The ACLU’s requests resulted in the organization’s being given thousands of pages of investigative files containing information that, once divulged, prompted numerous front-page stories. The Post simply let Priest and Gellman’s story stand without significant follow-up until after Abu Ghraib. (Three months after the Priest/Gellman story, in March 2003, The New York Times published a piece broadly similar to the Post’s. With softer wording, it was quickly forgotten.)

The failure to file FOIA requests is “something I find terribly embarrassing,” says [Post reporter] Gellman, who points out that the administration’s general antipathy toward FOIA means requests are harder to carry through and often result in little being disclosed. Gellman also stresses that the detainee-abuse story unfolded “just as the Iraq war was becoming inevitable. Iraq took up my life for the next year, as I know it did for many other reporters.”

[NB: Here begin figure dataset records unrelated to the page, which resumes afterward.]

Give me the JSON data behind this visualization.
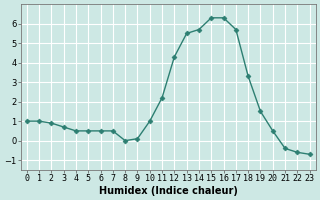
{
  "x": [
    0,
    1,
    2,
    3,
    4,
    5,
    6,
    7,
    8,
    9,
    10,
    11,
    12,
    13,
    14,
    15,
    16,
    17,
    18,
    19,
    20,
    21,
    22,
    23
  ],
  "y": [
    1.0,
    1.0,
    0.9,
    0.7,
    0.5,
    0.5,
    0.5,
    0.5,
    0.0,
    0.1,
    1.0,
    2.2,
    4.3,
    5.5,
    5.7,
    6.3,
    6.3,
    5.7,
    3.3,
    1.5,
    0.5,
    -0.4,
    -0.6,
    -0.7
  ],
  "xlabel": "Humidex (Indice chaleur)",
  "xlim": [
    -0.5,
    23.5
  ],
  "ylim": [
    -1.5,
    7.0
  ],
  "yticks": [
    -1,
    0,
    1,
    2,
    3,
    4,
    5,
    6
  ],
  "xtick_labels": [
    "0",
    "1",
    "2",
    "3",
    "4",
    "5",
    "6",
    "7",
    "8",
    "9",
    "10",
    "11",
    "12",
    "13",
    "14",
    "15",
    "16",
    "17",
    "18",
    "19",
    "20",
    "21",
    "22",
    "23"
  ],
  "line_color": "#2d7f72",
  "marker": "D",
  "marker_size": 2.5,
  "bg_color": "#cde8e4",
  "grid_color": "#ffffff",
  "xlabel_fontsize": 7,
  "tick_fontsize": 6
}
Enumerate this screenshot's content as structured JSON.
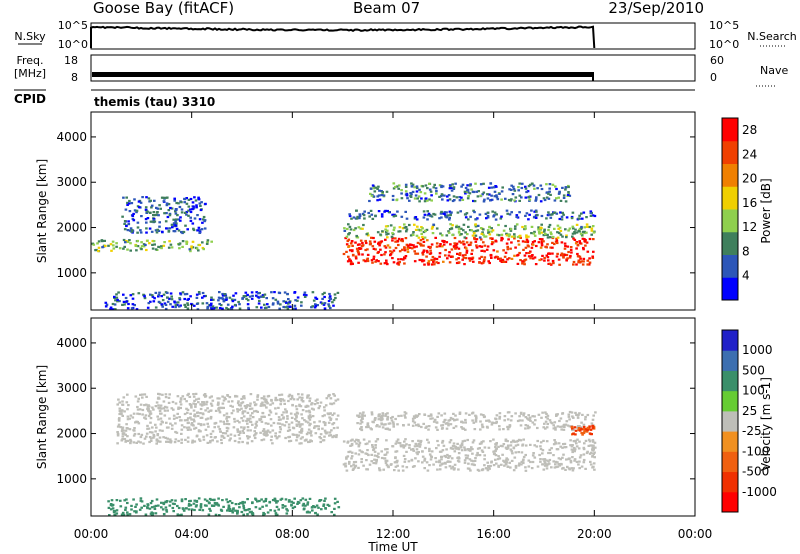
{
  "header": {
    "station": "Goose Bay (fitACF)",
    "beam": "Beam 07",
    "date": "23/Sep/2010"
  },
  "top_panels": {
    "nsky_label": "N.Sky",
    "nsearch_label": "N.Search",
    "noise_ticks_left": [
      "10^5",
      "10^0"
    ],
    "noise_ticks_right": [
      "10^5",
      "10^0"
    ],
    "freq_label": "Freq.",
    "freq_unit": "[MHz]",
    "freq_ticks": [
      "18",
      "8"
    ],
    "nave_label": "Nave",
    "nave_ticks": [
      "60",
      "0"
    ],
    "cpid_label": "CPID",
    "cpid_value": "themis (tau) 3310"
  },
  "colors": {
    "power_scale": [
      "#0000ff",
      "#2c56b8",
      "#3f7f5c",
      "#8fd04e",
      "#f0d000",
      "#f08000",
      "#f04000",
      "#ff0000"
    ],
    "velocity_scale": [
      "#2020c8",
      "#3c6fb0",
      "#3a8f6a",
      "#66cc33",
      "#bebeb8",
      "#f09020",
      "#f06010",
      "#f03000",
      "#ff0000"
    ]
  },
  "chart_data": [
    {
      "type": "heatmap",
      "name": "power",
      "xlabel": "",
      "ylabel": "Slant Range [km]",
      "x_ticks": [
        "00:00",
        "04:00",
        "08:00",
        "12:00",
        "16:00",
        "20:00",
        "00:00"
      ],
      "xlim_hours": [
        0,
        24
      ],
      "y_ticks": [
        1000,
        2000,
        3000,
        4000
      ],
      "ylim_km": [
        180,
        4550
      ],
      "colorbar": {
        "label": "Power [dB]",
        "ticks": [
          4,
          8,
          12,
          16,
          20,
          24,
          28
        ],
        "range": [
          0,
          30
        ]
      },
      "regions": [
        {
          "t0": 0.0,
          "t1": 4.8,
          "r0": 1500,
          "r1": 1750,
          "value": 12
        },
        {
          "t0": 1.2,
          "t1": 4.5,
          "r0": 1900,
          "r1": 2700,
          "value": 6
        },
        {
          "t0": 0.5,
          "t1": 9.8,
          "r0": 220,
          "r1": 600,
          "value": 6
        },
        {
          "t0": 10.0,
          "t1": 20.0,
          "r0": 1200,
          "r1": 1800,
          "value": 27
        },
        {
          "t0": 10.0,
          "t1": 20.0,
          "r0": 1800,
          "r1": 2100,
          "value": 12
        },
        {
          "t0": 10.2,
          "t1": 20.0,
          "r0": 2200,
          "r1": 2400,
          "value": 6
        },
        {
          "t0": 11.0,
          "t1": 19.0,
          "r0": 2600,
          "r1": 3000,
          "value": 8
        }
      ]
    },
    {
      "type": "heatmap",
      "name": "velocity",
      "xlabel": "Time UT",
      "ylabel": "Slant Range [km]",
      "x_ticks": [
        "00:00",
        "04:00",
        "08:00",
        "12:00",
        "16:00",
        "20:00",
        "00:00"
      ],
      "xlim_hours": [
        0,
        24
      ],
      "y_ticks": [
        1000,
        2000,
        3000,
        4000
      ],
      "ylim_km": [
        180,
        4550
      ],
      "colorbar": {
        "label": "Velocity [m s-1]",
        "ticks": [
          1000,
          500,
          100,
          25,
          -25,
          -100,
          -500,
          -1000
        ]
      },
      "regions": [
        {
          "t0": 1.0,
          "t1": 9.8,
          "r0": 1800,
          "r1": 2900,
          "value": 0
        },
        {
          "t0": 10.0,
          "t1": 20.0,
          "r0": 1200,
          "r1": 1900,
          "value": 0
        },
        {
          "t0": 10.5,
          "t1": 20.0,
          "r0": 2100,
          "r1": 2500,
          "value": 0
        },
        {
          "t0": 0.5,
          "t1": 9.8,
          "r0": 220,
          "r1": 600,
          "value": 80
        },
        {
          "t0": 19.0,
          "t1": 20.0,
          "r0": 2000,
          "r1": 2200,
          "value": -300
        }
      ]
    }
  ]
}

That tone of regret is laced throughout this story. You get the sense that there are more than a few reporters who wish they had gone back and hit this issue, and so many others, more consistently and with more fervor than they did at the time.

The irony of Abu Ghraib is that compared to what was going on Bagram and in other detention centers God-knows-where-else in the world, the abuse that went on there really was nothing more than fraternity pranks by comparison. But without those infamous pictures showing prisoners being sexually abused, hooded and bound, and made to act like dogs, there would probably still be precious little coverage of what's gone on elsewhere in the world in our name because without the shock value of those pictures, we still couldn't really bring ourselves care or believe that our government could do such a thing to men who were possibly innocent. But even the photos took time to sink into our brains:

What came next was less a media storm than scattered sprinkles. The New York Times covered the story of the photos on page 15, the Los Angeles Times on page 8, and The Washington Post on page 24, though none chose to publish the photos themselves. The photos should have made for compelling TV coverage, but there was no avalanche of coverage there either. Only NBC and, obviously, CBS had segments on the photos the day after.

But the reaction abroad, particularly in the Middle East, was intense. With headlines blaring across the world, and near-endless coverage on Arab networks such as Al Jazeera, President Bush made his first public comments about the abuse two days after the photos aired.

And that is what, finally, lent Abu Ghraib big-story status: not allegations of abuse or even the photos confirming them, but revulsion abroad and the president’s reaction to it.

Now I personally would say that's one moment in time when the press trailed public opinion on this issue. Among many people I knew, there was a palpable sense of shock that this was going on, and some serious reconsidering of what exactly we were doing over in Iraq and the rest of the world before it became possible for some people to rationalize the abuse as the conduct of some "bad apples." But for a majority of the big media sources, the story was how other people reacted to the story.

Anyway, you won't see me sit here and blame the media for not castigating the Bush administration enough. If anyone failed it was all of us, either for supporting these policies, or not fighting against them hard enough. But it's the duty of the media to tell us what's going on so that we can exercise our right to protest or vote out our own leaders. It's a solemn responsibility, and one that the CJR suggests the media failed to live up to.

1 comment:

Nat-Wu said...

It's rather surprising that even at the more critical papers, they sat on these stories or showed no interest in pursuing them. What's wrong with journalism today that they don't take chances like that?